Tide, the purple if it won't cut but this stuff is just plain nasty and is a last resort cleaner for me.
Purple will cut just about anything, next step up is phosphoric acid, think good toilet bowl cleaner but you have you remove the oil first.
As in ultra cleaning parts its one side and then the other in the baths.
I wonder if a commercial building if dumping purple down the drain is legal. While you can buy this at Home Depot home use and commercial use fall under different rules.
Being a carbide shop I'm not allowed to dump
any shop mop water even with no soap into the drain or city system. (heavy metals like carbide bad, cobalt bad
)
Few ever get caught but a friend of mine did. Big fines.

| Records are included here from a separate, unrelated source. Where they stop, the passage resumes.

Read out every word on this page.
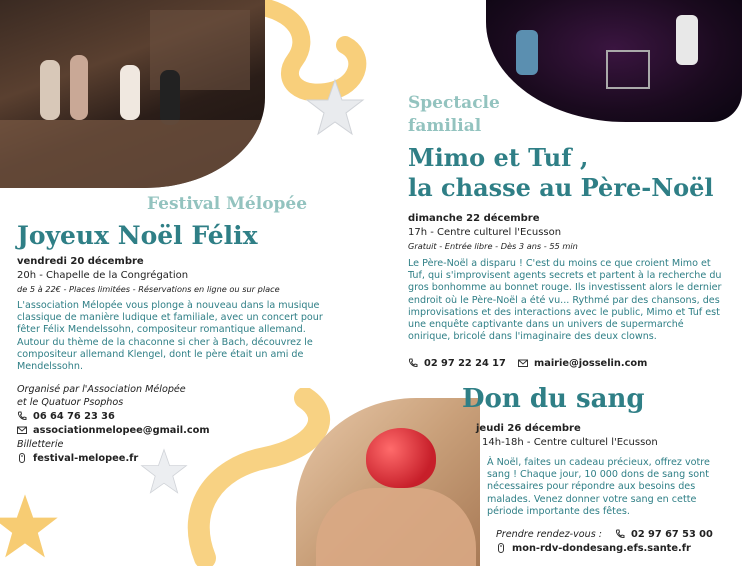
Festival Mélopée
Joyeux Noël Félix
vendredi 20 décembre
20h - Chapelle de la Congrégation
de 5 à 22€ - Places limitées - Réservations en ligne ou sur place
L'association Mélopée vous plonge à nouveau dans la musique classique de manière ludique et familiale, avec un concert pour fêter Félix Mendelssohn, compositeur romantique allemand. Autour du thème de la chaconne si cher à Bach, découvrez le compositeur allemand Klengel, dont le père était un ami de Mendelssohn.
Organisé par l'Association Mélopée
et le Quatuor Psophos
06 64 76 23 36
associationmelopee@gmail.com
Billetterie
festival-melopee.fr
Spectacle
familial
Mimo et Tuf ,
la chasse au Père-Noël
dimanche 22 décembre
17h - Centre culturel l'Ecusson
Gratuit - Entrée libre - Dès 3 ans - 55 min
Le Père-Noël a disparu ! C'est du moins ce que croient Mimo et Tuf, qui s'improvisent agents secrets et partent à la recherche du gros bonhomme au bonnet rouge. Ils investissent alors le dernier endroit où le Père-Noël a été vu... Rythmé par des chansons, des improvisations et des interactions avec le public, Mimo et Tuf est une enquête captivante dans un univers de supermarché onirique, bricolé dans l'imaginaire des deux clowns.
02 97 22 24 17	mairie@josselin.com
Don du sang
jeudi 26 décembre
14h-18h - Centre culturel l'Ecusson
À Noël, faites un cadeau précieux, offrez votre sang ! Chaque jour, 10 000 dons de sang sont nécessaires pour répondre aux besoins des malades. Venez donner votre sang en cette période importante des fêtes.
Prendre rendez-vous :	02 97 67 53 00
mon-rdv-dondesang.efs.sante.fr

We dump to a 500 gallon tank, filter and evap. Put the remains in the carbide sludge which is sold like most do with metal chips.
Yes it is a pain and cost but you get used to it. You learn very quickly to not overfill a coolant tank.
Once in a ever great while I have to prove that this is being done to some inspector.
It's like "Really........ I have to document and prove my mop water procedures"??
Tide laundry soap is gentle, not nasty to inhale and does a fair job. Other laundry soaps probably do just as well and may smell more to your taste.
If you do filter reclaim these all present a problem as they "wash" your filters so a whole new problem.
To me how the mop or clean the floors floors is a big problem.